Andi Harun menyampaikan bahwa sejak awal, Pemkot telah secara resmi bekerja sama dengan Politeknik Negeri Samarinda (Polnes) dalam proses pengujian ini.
Namun, hal itu belum diumumkan sebelumnya agar proses analisis tidak terganggu opini publik.
Selain Polnes, turut dilibatkan tiga institusi pengujian lainnya dari Kalimantan Timur dan satu dari perguruan tinggi ternama di Pulau Jawa.
Sesuai kesepakatan, identitas laboratorium-laboratorium tersebut belum diumumkan ke publik.
“Yang penting kami pastikan bahwa semua hasil analisis dapat kami pertanggungjawabkan secara ilmiah,” tegas Andi Harun.
Ia juga membantah klaim bahwa kerusakan kendaraan disebabkan oleh material tangki.
“Motor-motor terdampak umumnya berbahan plastik komposit, bukan timbal. Jadi, klaim bahwa tangki kendaraan rusak adalah tidak benar. Yang bermasalah adalah kualitas BBM-nya,” katanya.
Setelah laporan hasil penelitian lengkap diterima, Wali Kota menyatakan bahwa Pemkot akan menyerahkan seluruh hasil kajian tersebut kepada aparat penegak hukum, khususnya Polresta Samarinda.

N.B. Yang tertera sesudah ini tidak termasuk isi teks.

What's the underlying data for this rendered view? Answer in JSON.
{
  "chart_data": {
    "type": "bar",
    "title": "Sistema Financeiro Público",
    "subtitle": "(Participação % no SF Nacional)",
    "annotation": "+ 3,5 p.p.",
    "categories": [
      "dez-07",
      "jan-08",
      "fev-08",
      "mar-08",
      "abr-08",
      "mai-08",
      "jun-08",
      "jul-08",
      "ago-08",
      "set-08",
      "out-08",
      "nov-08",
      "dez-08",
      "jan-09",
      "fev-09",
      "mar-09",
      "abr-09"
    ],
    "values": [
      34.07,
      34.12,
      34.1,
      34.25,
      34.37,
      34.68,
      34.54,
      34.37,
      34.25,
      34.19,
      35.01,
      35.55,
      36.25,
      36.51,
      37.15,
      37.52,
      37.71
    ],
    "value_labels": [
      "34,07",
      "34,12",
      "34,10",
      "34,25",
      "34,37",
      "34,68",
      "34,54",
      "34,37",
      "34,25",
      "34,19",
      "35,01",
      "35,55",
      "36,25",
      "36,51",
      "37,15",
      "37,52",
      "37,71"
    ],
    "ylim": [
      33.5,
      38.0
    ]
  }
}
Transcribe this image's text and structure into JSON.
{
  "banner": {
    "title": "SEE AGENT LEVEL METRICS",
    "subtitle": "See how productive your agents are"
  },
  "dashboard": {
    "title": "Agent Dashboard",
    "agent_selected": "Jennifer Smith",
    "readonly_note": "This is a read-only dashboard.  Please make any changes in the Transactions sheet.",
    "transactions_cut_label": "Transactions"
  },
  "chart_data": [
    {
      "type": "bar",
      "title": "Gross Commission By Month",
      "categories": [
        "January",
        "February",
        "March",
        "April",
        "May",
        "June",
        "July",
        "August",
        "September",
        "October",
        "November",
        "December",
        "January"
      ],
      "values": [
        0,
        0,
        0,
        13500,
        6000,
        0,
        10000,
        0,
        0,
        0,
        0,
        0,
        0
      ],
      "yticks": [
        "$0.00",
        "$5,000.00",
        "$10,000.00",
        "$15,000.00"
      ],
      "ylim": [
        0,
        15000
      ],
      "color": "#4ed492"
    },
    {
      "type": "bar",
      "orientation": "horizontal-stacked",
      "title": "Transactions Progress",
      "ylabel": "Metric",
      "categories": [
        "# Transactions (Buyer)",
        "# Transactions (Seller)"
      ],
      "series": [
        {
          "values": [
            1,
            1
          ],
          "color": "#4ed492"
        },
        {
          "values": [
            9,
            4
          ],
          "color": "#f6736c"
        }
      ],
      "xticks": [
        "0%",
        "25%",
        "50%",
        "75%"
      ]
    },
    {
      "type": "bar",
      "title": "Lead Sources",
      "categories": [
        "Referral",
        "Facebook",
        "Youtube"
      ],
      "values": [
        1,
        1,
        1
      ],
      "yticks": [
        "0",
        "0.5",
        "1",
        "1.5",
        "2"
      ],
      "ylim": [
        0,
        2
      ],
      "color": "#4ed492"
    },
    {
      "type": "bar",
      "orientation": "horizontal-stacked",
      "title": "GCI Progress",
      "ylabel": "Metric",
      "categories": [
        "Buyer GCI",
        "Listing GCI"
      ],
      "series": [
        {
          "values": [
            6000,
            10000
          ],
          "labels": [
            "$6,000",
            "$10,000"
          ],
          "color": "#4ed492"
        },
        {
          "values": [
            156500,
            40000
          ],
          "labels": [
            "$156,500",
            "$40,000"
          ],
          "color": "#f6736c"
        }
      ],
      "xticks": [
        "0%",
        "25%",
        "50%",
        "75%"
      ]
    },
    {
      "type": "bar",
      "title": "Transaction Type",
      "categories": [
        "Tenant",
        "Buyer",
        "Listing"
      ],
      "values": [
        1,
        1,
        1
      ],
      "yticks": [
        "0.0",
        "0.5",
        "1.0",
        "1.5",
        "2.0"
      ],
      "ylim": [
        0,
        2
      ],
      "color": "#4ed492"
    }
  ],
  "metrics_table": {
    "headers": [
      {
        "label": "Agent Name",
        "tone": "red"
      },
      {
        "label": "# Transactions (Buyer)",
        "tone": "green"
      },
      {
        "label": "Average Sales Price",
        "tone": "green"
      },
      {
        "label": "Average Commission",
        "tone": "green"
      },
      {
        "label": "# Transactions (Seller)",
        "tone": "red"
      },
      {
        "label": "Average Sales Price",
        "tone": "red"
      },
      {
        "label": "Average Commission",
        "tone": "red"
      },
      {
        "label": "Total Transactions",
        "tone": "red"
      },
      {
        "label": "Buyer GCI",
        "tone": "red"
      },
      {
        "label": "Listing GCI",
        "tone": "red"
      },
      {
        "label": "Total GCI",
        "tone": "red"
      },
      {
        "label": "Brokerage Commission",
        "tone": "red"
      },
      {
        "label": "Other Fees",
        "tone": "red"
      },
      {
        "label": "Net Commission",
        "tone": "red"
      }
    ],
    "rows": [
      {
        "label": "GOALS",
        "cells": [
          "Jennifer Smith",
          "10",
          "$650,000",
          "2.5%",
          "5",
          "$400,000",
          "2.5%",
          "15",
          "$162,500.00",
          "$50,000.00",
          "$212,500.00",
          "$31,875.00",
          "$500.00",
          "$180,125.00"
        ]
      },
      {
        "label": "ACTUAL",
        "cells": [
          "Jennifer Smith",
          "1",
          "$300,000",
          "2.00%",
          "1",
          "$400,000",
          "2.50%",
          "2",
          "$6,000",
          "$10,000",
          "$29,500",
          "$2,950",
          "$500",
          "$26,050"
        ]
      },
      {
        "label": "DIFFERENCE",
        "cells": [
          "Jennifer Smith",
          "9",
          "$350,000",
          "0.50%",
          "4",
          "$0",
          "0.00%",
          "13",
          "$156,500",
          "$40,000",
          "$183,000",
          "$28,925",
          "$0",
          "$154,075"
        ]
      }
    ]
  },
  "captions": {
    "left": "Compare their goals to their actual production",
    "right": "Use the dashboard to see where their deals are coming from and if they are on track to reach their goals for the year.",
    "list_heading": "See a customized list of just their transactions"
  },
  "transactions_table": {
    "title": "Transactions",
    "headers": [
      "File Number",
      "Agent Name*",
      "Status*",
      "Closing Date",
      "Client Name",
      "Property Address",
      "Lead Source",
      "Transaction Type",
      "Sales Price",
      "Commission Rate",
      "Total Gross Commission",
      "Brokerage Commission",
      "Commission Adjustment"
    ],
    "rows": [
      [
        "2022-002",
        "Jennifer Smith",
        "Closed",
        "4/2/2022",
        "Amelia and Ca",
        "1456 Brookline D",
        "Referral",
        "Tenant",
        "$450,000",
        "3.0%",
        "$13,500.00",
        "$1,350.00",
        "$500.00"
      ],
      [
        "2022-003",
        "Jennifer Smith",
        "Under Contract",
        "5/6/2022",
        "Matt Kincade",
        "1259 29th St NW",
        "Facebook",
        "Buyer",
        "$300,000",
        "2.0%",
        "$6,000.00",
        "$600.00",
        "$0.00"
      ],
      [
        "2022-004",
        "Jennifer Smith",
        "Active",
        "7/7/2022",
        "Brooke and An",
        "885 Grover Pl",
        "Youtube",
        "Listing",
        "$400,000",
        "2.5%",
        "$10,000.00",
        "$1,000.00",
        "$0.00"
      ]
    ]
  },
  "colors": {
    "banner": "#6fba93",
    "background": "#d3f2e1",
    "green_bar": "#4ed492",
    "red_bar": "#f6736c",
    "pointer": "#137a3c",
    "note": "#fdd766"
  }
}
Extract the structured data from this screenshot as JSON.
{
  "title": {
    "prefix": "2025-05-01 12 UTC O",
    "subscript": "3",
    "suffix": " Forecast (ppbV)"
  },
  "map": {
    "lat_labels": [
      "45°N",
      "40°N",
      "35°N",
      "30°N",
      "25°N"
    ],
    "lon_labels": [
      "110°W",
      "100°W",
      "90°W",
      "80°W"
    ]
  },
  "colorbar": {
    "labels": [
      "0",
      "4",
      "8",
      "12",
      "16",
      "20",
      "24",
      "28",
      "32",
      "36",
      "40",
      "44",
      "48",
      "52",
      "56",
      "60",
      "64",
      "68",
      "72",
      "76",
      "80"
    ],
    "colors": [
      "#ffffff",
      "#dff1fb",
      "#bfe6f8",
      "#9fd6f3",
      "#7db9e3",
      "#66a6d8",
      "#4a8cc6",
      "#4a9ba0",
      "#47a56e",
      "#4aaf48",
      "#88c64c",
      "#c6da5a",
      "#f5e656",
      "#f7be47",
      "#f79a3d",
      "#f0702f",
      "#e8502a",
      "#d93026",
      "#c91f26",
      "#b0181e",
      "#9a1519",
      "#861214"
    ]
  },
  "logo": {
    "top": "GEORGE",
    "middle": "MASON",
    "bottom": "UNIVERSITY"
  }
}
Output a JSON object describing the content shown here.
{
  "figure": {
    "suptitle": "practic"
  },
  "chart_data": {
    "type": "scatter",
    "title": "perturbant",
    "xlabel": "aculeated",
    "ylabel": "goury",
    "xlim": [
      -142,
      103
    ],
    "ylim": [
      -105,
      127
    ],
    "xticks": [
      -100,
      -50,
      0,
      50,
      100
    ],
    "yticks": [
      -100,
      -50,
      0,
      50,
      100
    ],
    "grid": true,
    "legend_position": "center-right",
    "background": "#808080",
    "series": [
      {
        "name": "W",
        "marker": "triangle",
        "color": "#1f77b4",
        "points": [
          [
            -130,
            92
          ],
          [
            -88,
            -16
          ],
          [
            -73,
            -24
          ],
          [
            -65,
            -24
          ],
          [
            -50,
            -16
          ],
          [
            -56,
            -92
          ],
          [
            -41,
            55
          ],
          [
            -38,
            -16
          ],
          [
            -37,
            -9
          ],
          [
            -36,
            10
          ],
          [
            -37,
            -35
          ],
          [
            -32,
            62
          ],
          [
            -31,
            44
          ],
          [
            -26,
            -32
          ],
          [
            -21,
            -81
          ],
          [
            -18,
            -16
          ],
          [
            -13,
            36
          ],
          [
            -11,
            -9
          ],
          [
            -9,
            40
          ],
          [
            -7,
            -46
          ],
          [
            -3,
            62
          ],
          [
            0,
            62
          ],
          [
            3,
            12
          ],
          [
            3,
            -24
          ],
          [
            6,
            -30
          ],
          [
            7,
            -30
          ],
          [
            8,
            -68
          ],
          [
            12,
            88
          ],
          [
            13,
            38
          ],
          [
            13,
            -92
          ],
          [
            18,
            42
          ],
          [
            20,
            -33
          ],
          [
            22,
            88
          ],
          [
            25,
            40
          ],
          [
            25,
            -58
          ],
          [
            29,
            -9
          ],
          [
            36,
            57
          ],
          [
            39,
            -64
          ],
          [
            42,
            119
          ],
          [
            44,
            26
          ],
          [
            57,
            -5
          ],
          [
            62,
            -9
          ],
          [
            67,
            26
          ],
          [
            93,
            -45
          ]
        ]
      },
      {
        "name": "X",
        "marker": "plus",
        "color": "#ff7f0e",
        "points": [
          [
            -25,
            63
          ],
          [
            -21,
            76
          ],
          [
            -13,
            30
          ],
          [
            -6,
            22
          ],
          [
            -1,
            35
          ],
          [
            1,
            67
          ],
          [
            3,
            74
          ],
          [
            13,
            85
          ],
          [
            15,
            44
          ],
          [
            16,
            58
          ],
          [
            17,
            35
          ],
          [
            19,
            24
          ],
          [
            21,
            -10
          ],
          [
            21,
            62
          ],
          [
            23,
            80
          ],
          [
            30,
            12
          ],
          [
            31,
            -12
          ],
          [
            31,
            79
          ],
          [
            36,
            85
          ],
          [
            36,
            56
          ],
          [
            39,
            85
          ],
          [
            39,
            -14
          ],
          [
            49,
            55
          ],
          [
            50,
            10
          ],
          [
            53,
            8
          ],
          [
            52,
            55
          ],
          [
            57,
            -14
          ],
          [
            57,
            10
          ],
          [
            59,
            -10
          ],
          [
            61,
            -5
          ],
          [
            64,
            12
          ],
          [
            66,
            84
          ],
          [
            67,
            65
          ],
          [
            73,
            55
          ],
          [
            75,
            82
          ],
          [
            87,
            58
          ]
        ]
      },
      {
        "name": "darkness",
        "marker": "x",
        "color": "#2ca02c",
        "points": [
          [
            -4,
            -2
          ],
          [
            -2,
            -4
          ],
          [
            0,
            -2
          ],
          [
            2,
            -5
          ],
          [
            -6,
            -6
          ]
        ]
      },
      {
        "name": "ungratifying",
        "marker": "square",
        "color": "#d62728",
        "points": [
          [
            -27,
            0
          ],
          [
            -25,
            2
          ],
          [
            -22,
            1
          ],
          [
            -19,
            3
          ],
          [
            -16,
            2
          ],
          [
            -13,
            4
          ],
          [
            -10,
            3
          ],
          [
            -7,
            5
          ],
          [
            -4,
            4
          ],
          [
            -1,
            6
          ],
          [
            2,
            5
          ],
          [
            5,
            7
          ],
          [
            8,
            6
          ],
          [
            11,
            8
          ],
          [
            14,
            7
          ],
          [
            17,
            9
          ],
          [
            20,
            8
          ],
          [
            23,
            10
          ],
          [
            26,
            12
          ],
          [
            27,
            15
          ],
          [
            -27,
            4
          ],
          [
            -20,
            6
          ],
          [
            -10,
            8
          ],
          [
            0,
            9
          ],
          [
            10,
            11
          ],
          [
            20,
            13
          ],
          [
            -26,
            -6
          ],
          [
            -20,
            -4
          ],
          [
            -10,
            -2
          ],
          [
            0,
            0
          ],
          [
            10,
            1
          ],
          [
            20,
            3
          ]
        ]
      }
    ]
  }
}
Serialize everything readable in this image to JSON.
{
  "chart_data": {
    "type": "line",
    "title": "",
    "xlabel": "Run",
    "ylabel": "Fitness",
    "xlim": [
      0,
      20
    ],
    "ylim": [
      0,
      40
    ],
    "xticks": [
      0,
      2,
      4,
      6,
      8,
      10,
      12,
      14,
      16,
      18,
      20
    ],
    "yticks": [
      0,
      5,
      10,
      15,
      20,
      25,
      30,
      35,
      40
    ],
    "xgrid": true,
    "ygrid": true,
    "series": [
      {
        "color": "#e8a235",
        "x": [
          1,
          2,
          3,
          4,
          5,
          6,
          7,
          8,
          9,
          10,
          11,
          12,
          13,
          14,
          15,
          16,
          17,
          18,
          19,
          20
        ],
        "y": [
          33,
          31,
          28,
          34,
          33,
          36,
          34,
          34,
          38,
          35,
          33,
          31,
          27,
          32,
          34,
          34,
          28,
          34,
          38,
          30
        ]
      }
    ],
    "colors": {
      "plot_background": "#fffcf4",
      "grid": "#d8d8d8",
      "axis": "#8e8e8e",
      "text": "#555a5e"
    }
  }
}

“Kami telah menyelesaikan tugas kami. Soal tindak lanjutnya, itu menjadi wewenang penuh aparat penegak hukum,” ujarnya.
Sebagai bentuk tanggung jawab awal, Pemkot juga telah menyalurkan bantuan senilai Rp300 ribu kepada warga terdampak langsung akibat penggunaan BBM tersebut, sembari menunggu hasil resmi dari penyelidikan lebih lanjut.
Sementara itu, Alwathan, penanggung jawab kajian akademik yang turut hadir dalam konferensi pers, menegaskan bahwa penambahan timbal ke dalam BBM merupakan tindakan yang dilarang secara hukum.
“Meski timbal bisa menaikkan nilai oktan, penggunaannya tetap tidak sah. Zat ini seharusnya tidak ada dalam bahan bakar,” ujarnya tegas.
Alwathan, yang juga dosen Teknik Kimia di Politeknik Negeri Samarinda, menambahkan bahwa kualitas BBM tidak bisa dinilai hanya dari tampilan luar.
Ia mencontohkan kandungan air dalam BBM yang sering tersembunyi karena menyatu secara kimia dengan unsur lain.
“Alhamdulillah, untuk saat ini BBM di Samarinda bisa dikatakan dalam kondisi aman,” pungkasnya.